As suggested by S. Russell, it does not require much imagination to see that making something smarter than us as human beings could be a very bad idea. An entity more intelligent than humans - a highly evolved Alien or an overly intelligent Robot (not necessarily humanoid) - could take control of the world, in the way that is described in Butler’s novel Erewhon. As Turing himself observed, it is not obvious that we can control machines that are more intelligent than us. The fear that artificial beings will continue to evolve rapidly and radically thanks to technological advancement to eventually reach a high level of consciousness (that far surpasses human ability) is deeply anchored in the human psyche.

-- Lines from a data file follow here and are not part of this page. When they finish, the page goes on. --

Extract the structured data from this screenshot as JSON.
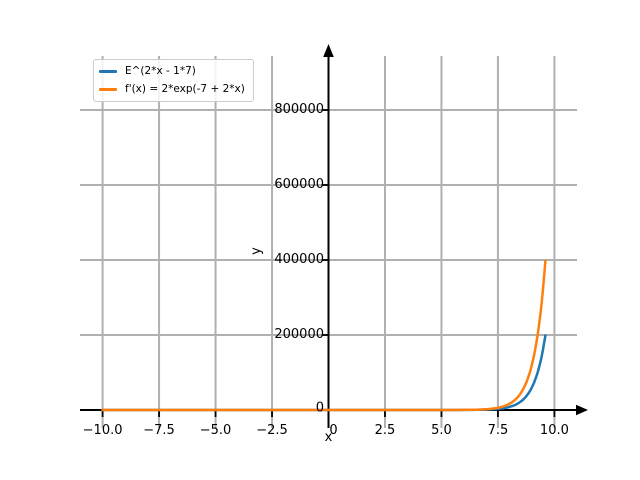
{
  "chart_data": {
    "type": "line",
    "title": "",
    "xlabel": "x",
    "ylabel": "y",
    "xlim": [
      -11,
      11
    ],
    "ylim": [
      -48000,
      944000
    ],
    "xticks": [
      -10.0,
      -7.5,
      -5.0,
      -2.5,
      0,
      2.5,
      5.0,
      7.5,
      10.0
    ],
    "xtick_labels": [
      "−10.0",
      "−7.5",
      "−5.0",
      "−2.5",
      "0",
      "2.5",
      "5.0",
      "7.5",
      "10.0"
    ],
    "yticks": [
      0,
      200000,
      400000,
      600000,
      800000
    ],
    "ytick_labels": [
      "0",
      "200000",
      "400000",
      "600000",
      "800000"
    ],
    "grid": true,
    "colors": {
      "grid": "#b0b0b0",
      "axis": "#000000",
      "text": "#000000",
      "background": "#ffffff"
    },
    "legend": {
      "position": "upper-left"
    },
    "x_sample": {
      "start": -10,
      "stop": 9.6,
      "step": 0.4
    },
    "series": [
      {
        "name": "E^(2*x - 1*7)",
        "color": "#1f77b4",
        "formula": "y = exp(2*x - 7)",
        "exp": {
          "amp": 1,
          "a": 2,
          "b": -7
        },
        "points": [
          [
            3.6,
            1.2
          ],
          [
            4.0,
            2.7
          ],
          [
            4.4,
            6.0
          ],
          [
            4.8,
            13.5
          ],
          [
            5.2,
            30.0
          ],
          [
            5.6,
            66.7
          ],
          [
            6.0,
            148.4
          ],
          [
            6.4,
            330.3
          ],
          [
            6.8,
            735.1
          ],
          [
            7.2,
            1636
          ],
          [
            7.6,
            3641
          ],
          [
            8.0,
            8103
          ],
          [
            8.4,
            18034
          ],
          [
            8.8,
            40135
          ],
          [
            9.2,
            89322
          ],
          [
            9.6,
            198789
          ]
        ]
      },
      {
        "name": "f'(x) = 2*exp(-7 + 2*x)",
        "color": "#ff7f0e",
        "formula": "y = 2*exp(-7 + 2*x)",
        "exp": {
          "amp": 2,
          "a": 2,
          "b": -7
        },
        "points": [
          [
            3.6,
            2.4
          ],
          [
            4.0,
            5.4
          ],
          [
            4.4,
            12.1
          ],
          [
            4.8,
            26.9
          ],
          [
            5.2,
            59.9
          ],
          [
            5.6,
            133.4
          ],
          [
            6.0,
            296.8
          ],
          [
            6.4,
            660.6
          ],
          [
            6.8,
            1470.2
          ],
          [
            7.2,
            3272
          ],
          [
            7.6,
            7282
          ],
          [
            8.0,
            16206
          ],
          [
            8.4,
            36067
          ],
          [
            8.8,
            80270
          ],
          [
            9.2,
            178643
          ],
          [
            9.6,
            397578
          ]
        ]
      }
    ]
  }
}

The recurring myth of Golem or the story of Frankenstein attests to this. This feeling, already present in the 19th century with regard to technical progress, has become more widespread in recent years with the dramatic advances of AI and robotics. High-level experts and well-known figures such as S. Hawking, M. Tegmark, B. Gates and (even) E. Musk have warned of the risks of unchecked development of AI systems. The Oxford philosopher N. Bostrom is among those who think AI is an existential threat for mankind. His Superintelligence book - which became a bestseller - asks the following question : given that superintelligence will one day be technically possible, will humanity choose to develop it? The answer is quite simple given the profits and benefits that this kind of technology can generate. For Bostrom, an overly intelligent machine (which could be a digital computer or an ensemble of networked computers) might pose a threat to the supremacy and the survival of the human species.

The T-X model gynoid assassin introduced in the 2003 film Terminator 3: Rise of the Machines

Films like Terminator have strongly contributed to the sulphurous reputation of AI with a serie of unforgettable characters (humanoid robots and autonomous cyborgs conceived as indestructible soldier, infiltrator and assassin).

However, there are also researchers who doubt the relevance of the catastrophist approach cleverly orchestrated by some propagandists (philosophers, scientists and engineers) and the media. According to J.-G. Ganascia this climate of fear, artfully created and maintained by techno-prophets and technophobes, deserves to be dispelled through rigorous analysis. The French philosopher rejects the thesis of ‘technological singularity’ in which he sees a simple ‘myth’ (Le mythe de la singularité, 2017). In his view, singularity zealots who announce that artificial entities will soon be endowed with superhuman intelligence are basing their prediction on fallacious arguments or simply irrational fantasies. In short, when it comes to AI, the boundaries between science fiction and science are porous The replacement of Humans by Machines is not for tomorrow, and probably never will be. It should be remembered that there is no such thing as strong AI at present, much less ‘super AI’ (see our blog post on the 2 versions of AI: weak AI and strong AI).

Most AI-powered robots are given a friendly appearance to reassure people and facilitate human-machine interactions. The uprising of ‘Pepper’ robots is quite difficult to imagine…

If one wants to remain rational, while being cautious about the risks inherent in new technologies, it is useful to consider the proven threats of AI. For example, with regard to infringements of fundamental rights : respect for privacy, absence of discriminatory algorithmic bias, liability regime in case of damage caused by autonomous AI systems, ban on social scoring by public authorities. The reports from think tanks and experts on this subject are quite alarming. Concerns about AI should stem from its current and actual applications, not from the futuristic speculations of a few transhumanists. The ethics of AI (fair Machine learning) and legal issues will be the subject of a later blog post. This is a topic that needs to be addressed seriously and urgently.